I thought about skinning the skunk its odd butt ive all ways eanted a skunk hat since I was a little kid. And yeah catching that raccoon really boosted my spirit

Sent from my SAMSUNG-SGH-I547 using Tapatalk


----------



## Spanky (Apr 8, 2010)

Congrats. on the catch, couple clothes pins in the back pocket usually will help with skunks.


----------



## NattyB1 (Jan 21, 2012)

If you scratch your computer screen you can smell the skunk. Congrats.


----------



## jimmy shutt (Jun 2, 2013)

nice work, cool skunk


----------



## zachW (Feb 17, 2012)

Skunks dont bug me im immune

Sent from my SAMSUNG-SGH-I547 using Tapatalk


----------



## NattyB (Jan 5, 2012)

Zach, You're one tough Texan. We Northernors cringe like small children when they turn tail to us.


----------



## dwtrees (Mar 5, 2012)

NattyB said:


> Zach, You're one tough Texan.
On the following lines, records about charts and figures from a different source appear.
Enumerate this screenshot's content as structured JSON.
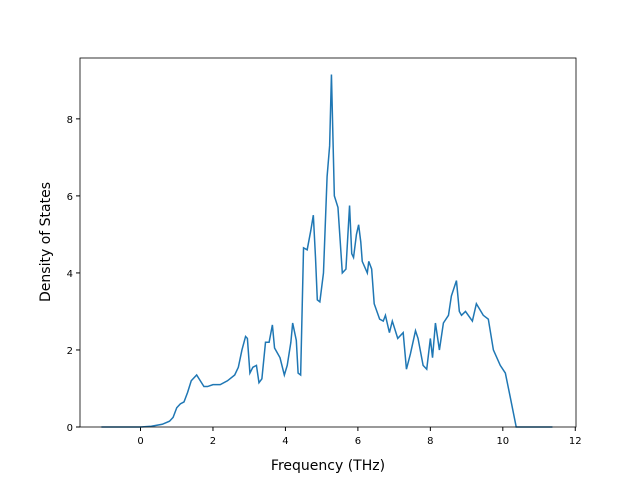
{
  "chart_data": {
    "type": "line",
    "x_label": "Frequency (THz)",
    "y_label": "Density of States",
    "xlim": [
      -1.67,
      12.02
    ],
    "ylim": [
      0,
      9.58
    ],
    "xticks": [
      0,
      2,
      4,
      6,
      8,
      10,
      12
    ],
    "yticks": [
      0,
      2,
      4,
      6,
      8
    ],
    "color": "#1f77b4",
    "x": [
      -1.08,
      0,
      0.3,
      0.6,
      0.8,
      0.9,
      1.0,
      1.1,
      1.2,
      1.3,
      1.4,
      1.55,
      1.65,
      1.75,
      1.85,
      2.0,
      2.2,
      2.4,
      2.6,
      2.7,
      2.8,
      2.9,
      2.95,
      3.02,
      3.1,
      3.2,
      3.27,
      3.35,
      3.45,
      3.55,
      3.64,
      3.7,
      3.85,
      3.97,
      4.05,
      4.15,
      4.2,
      4.3,
      4.35,
      4.42,
      4.5,
      4.6,
      4.7,
      4.77,
      4.83,
      4.88,
      4.95,
      5.05,
      5.15,
      5.22,
      5.27,
      5.35,
      5.45,
      5.57,
      5.67,
      5.77,
      5.83,
      5.88,
      5.96,
      6.02,
      6.08,
      6.12,
      6.26,
      6.3,
      6.38,
      6.45,
      6.6,
      6.7,
      6.76,
      6.87,
      6.95,
      7.1,
      7.25,
      7.34,
      7.45,
      7.59,
      7.66,
      7.8,
      7.9,
      8.0,
      8.06,
      8.14,
      8.25,
      8.36,
      8.5,
      8.58,
      8.72,
      8.8,
      8.86,
      8.97,
      9.16,
      9.27,
      9.46,
      9.6,
      9.74,
      9.93,
      10.07,
      10.2,
      10.37,
      11.37
    ],
    "values": [
      0,
      0,
      0.02,
      0.07,
      0.15,
      0.25,
      0.5,
      0.6,
      0.65,
      0.9,
      1.2,
      1.35,
      1.2,
      1.05,
      1.05,
      1.1,
      1.1,
      1.2,
      1.35,
      1.55,
      2.0,
      2.35,
      2.3,
      1.4,
      1.55,
      1.6,
      1.15,
      1.25,
      2.2,
      2.2,
      2.65,
      2.05,
      1.8,
      1.35,
      1.6,
      2.2,
      2.7,
      2.25,
      1.4,
      1.35,
      4.65,
      4.6,
      5.1,
      5.5,
      4.4,
      3.3,
      3.25,
      4.0,
      6.5,
      7.3,
      9.15,
      6.0,
      5.7,
      4.0,
      4.1,
      5.75,
      4.5,
      4.4,
      5.0,
      5.25,
      4.8,
      4.3,
      4.0,
      4.3,
      4.1,
      3.2,
      2.8,
      2.75,
      2.9,
      2.45,
      2.75,
      2.3,
      2.45,
      1.5,
      1.9,
      2.5,
      2.3,
      1.6,
      1.5,
      2.3,
      1.8,
      2.7,
      2.0,
      2.7,
      2.9,
      3.4,
      3.8,
      3.0,
      2.9,
      3.0,
      2.75,
      3.2,
      2.9,
      2.8,
      2.0,
      1.6,
      1.4,
      0.8,
      0,
      0
    ]
  }
}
We Northernors cringe like small children when they turn tail to us.


and then we run like crazy to get away.


----------



## zachW (Feb 17, 2012)

I had a really good pig dog that hated skunks so ive been sprayed so many times I guess it finally burned out my sniffer lol

Sent from my SAMSUNG-SGH-I547 using Tapatalk


----------



## NattyB (Jan 5, 2012)

Had a skunk by my boy's rabbit hutch early one morning last September. I hissed at it and it just hunkered down and looked at me. Took a stick from the wood pile and heaved it at it a good 20 yards away. ....Just missed the little bugger. He spun so fast as the stick hit, there would have been no way I would dodge the spray if I was close.

Set a live trap for it, but they stopped rooting for grubs once the frost came. Never did catch him...which was also fine with me.


----------



## zachW (Feb 17, 2012)

We killed 15 in a 2 Months in my parents barn that got smelly

Sent from my SAMSUNG-SGH-I547 using Tapatalk


----------